Pembentukan dan Pelatihan Kelompok Pendukung ASI Melalui Kader Aisyiyah Untuk Wujudkan Desa Bebas Stunting

Listen to this article

LAMONGAN Lintasjatimnews.com-Program Studi (Prodi) D 3 Kebidanan fakultas Ilmu Kesehatan (Fikes) Universitas  Muhammadiyah Lamongan (Umla) mengadakan Pelatihan Kader Aisyiyah di Desa Baturono Kabupaten Lamongan sebagai pelaksanaan dari Catur Dharma Perguruan Tinggi dalam bentuk pemanfaatan ilmu pengetahuan untuk meningkatkan kesejahteraan masyarakat.

Kegiatan ini merupakan pelaksanaan dari program Pengabdian Kepada Masyarakat (PKM) Hibah Risetmuh Batch VI terdiri dari Andri Tri Kusumaningrum, S.SiT.,M.Kes sebagai ketua dan Shinta Alifiana Rahmawati, S.ST,M.Keb sebagai anggota, serta melibatkan lima orang mahasiswa prodi D3 Kebidanan.

Turut dihadiri oleh 30 peserta yang terdiri dari kader Posyandu serta kader Aisyiyah didukung oleh Kepala Desa serta Bidan Desa.

Ketua Tim PKM Andri Tri Kusumaningrum mengatakan, kegiatan ini dimulai dengan penjelasan bahwa masalah stunting sudah menjadi permasalahan global yang menjadi tanggung jawab kita bersama.

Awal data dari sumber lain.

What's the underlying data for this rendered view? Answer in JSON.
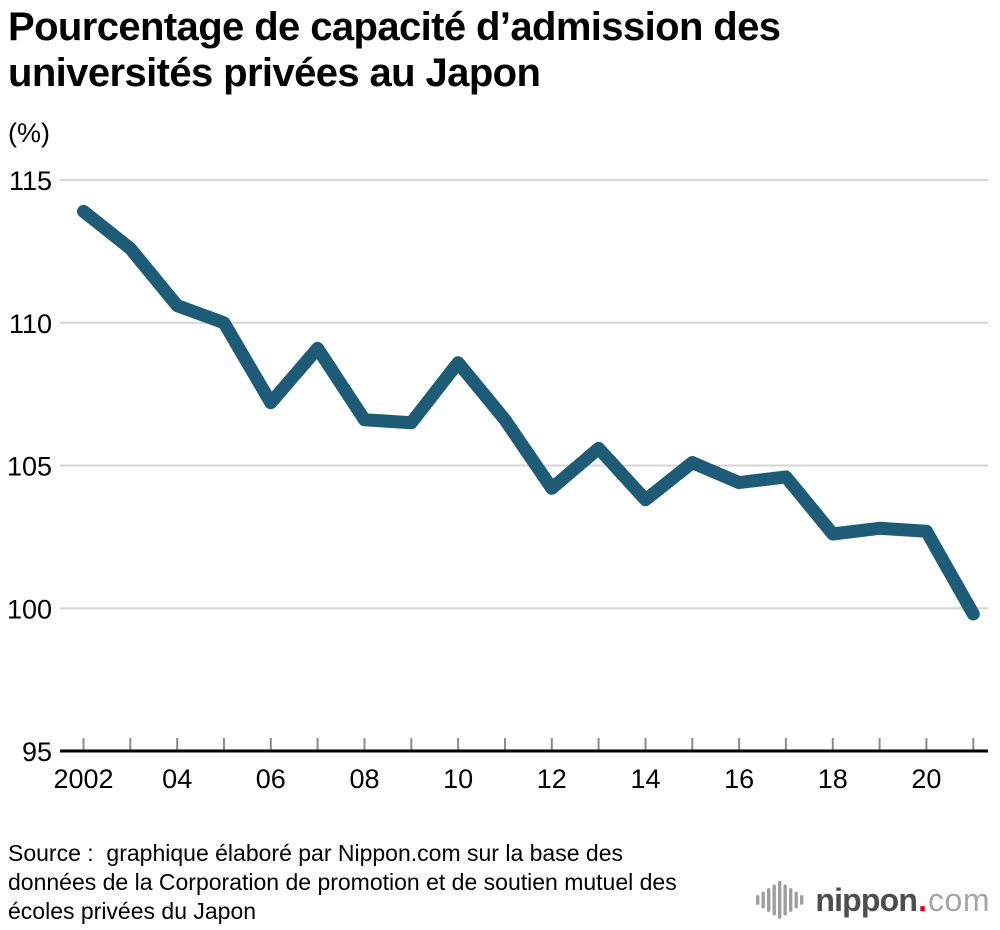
{
  "header": {
    "title_line1": "Pourcentage de capacité d’admission des",
    "title_line2": "universités privées au Japon",
    "unit_label": "(%)"
  },
  "chart_data": {
    "type": "line",
    "title": "Pourcentage de capacité d’admission des universités privées au Japon",
    "ylabel": "(%)",
    "x": [
      2002,
      2003,
      2004,
      2005,
      2006,
      2007,
      2008,
      2009,
      2010,
      2011,
      2012,
      2013,
      2014,
      2015,
      2016,
      2017,
      2018,
      2019,
      2020,
      2021
    ],
    "values": [
      113.9,
      112.6,
      110.6,
      110.0,
      107.2,
      109.1,
      106.6,
      106.5,
      108.6,
      106.6,
      104.2,
      105.6,
      103.8,
      105.1,
      104.4,
      104.6,
      102.6,
      102.8,
      102.7,
      99.8
    ],
    "xtick_labels": [
      "2002",
      "04",
      "06",
      "08",
      "10",
      "12",
      "14",
      "16",
      "18",
      "20"
    ],
    "yticks": [
      95,
      100,
      105,
      110,
      115
    ],
    "ylim": [
      95,
      115
    ],
    "grid": true,
    "legend": "none",
    "line_color": "#1e5b76",
    "grid_color": "#d6d6d6",
    "axis_color": "#000000",
    "tick_color": "#8c8c8c"
  },
  "footer": {
    "source_text": "Source :  graphique élaboré par Nippon.com sur la base des\ndonnées de la Corporation de promotion et de soutien mutuel des\nécoles privées du Japon",
    "logo": {
      "icon": "soundwave-bars-icon",
      "name": "nippon",
      "dot": ".",
      "tld": "com",
      "name_color": "#4d4d4d",
      "dot_color": "#e60012",
      "tld_color": "#a6a6a6"
    }
  }
}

Pemberian penguatan pentingnya dibentuknya Kelompok Pendukung ASI (KP-ASI ) dan dilakukannya pelatihan.

Dia berharap program ini dapat meningkatkan cakupan ASI Eksklusif di Desa Baturono sampai dengan 100% sehingga dapat berkontribusi dalam penurunan angka kejadian stunting dan terwujudnya desa bebas stunting.

“KP-ASI yang terbentuk nantinya dapat memberikan dukungan/bantuan moril, berbagi pengalaman dan informasi pada ibu hamil, ibu yang memiliki anak usia kurang dari dua tahun, untuk inisiasi menyusui dini segera setelah bayi lahir, memberikan ASI eksklusif selama enam bulan pertama, dan melanjutkan menyusui sampai anak berusia dua tahun atau lebih,” ujarnya.

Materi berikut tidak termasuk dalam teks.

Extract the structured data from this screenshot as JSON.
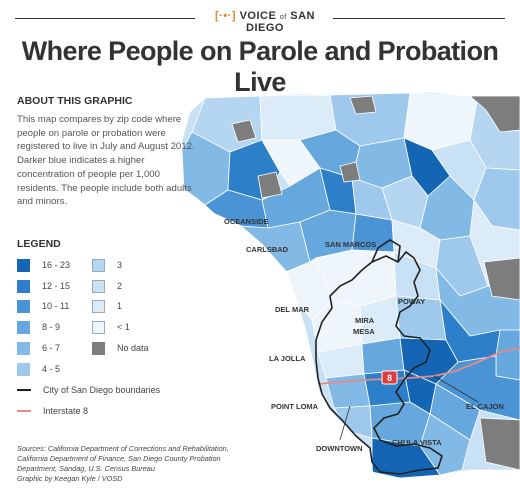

Andri-panggilan akrabnya- dalam kegiatan ini memberikan penjelasan materi tentang managemen laktasi, peserta juga diberikan modul panduan sukses menyusui, kemudian dilanjutkan sesi tanya jawab dan diskusi.

“Selain itu juga dilakukan demontrasi tentang perawatan payudara, cara memerah ASI dan pemijatan oksitosin oleh tim dosen Shinta,” ujarnya.

Para peserta sangat antusias dalam mengikuti pelatihan dengan aktif memberikan pertanyaan terkait materi yang disampaikan dan pada akhir kegiatan, diberikan pertanyaan post test sebagai evaluasi dan tampak antusias peserta pelatihan mengisi pertanyaan.
 
Oleh karena itu, Kepala Desa Baturono, Drs. Tarmuji menyampaikan apresiasi terhadap program PKM dosen UM Lamongan. Ia berharap program ini dapat terus berlanjut, untuk bisa bermitra dengan Pemerintah Desa melakukan program di bidang Kesehatan di Desa Baturono.

“Program PKM ini diharapkan dapat meningkatkan pengetahuan bagi masyarakat khususnya pada warga kader Aisyiyah,” harapnya.

Sementara itu, Ketua Pimpinan Ranting Aisyiyah Batorono-Sukodadi bu Tirah menyampaikan terima kasih dan sangat senang atas kehadiran para dosen dan mahasiswa dalam pelaksanaan kegiatan PKM ini dengan melatih dan mengajarkan kader Aisyiyah tentang managemen laktasi untuk meningkatkan pemberian ASI ekslusif.

“Apalagi kader Aisyiyah desa Batorono dari kalangan guru TK, kader posyandu, perangkat dusun maupun desa, sehingga ilmunya nanti dapat ditularkan ke tempat masing-masing,” tuturnya.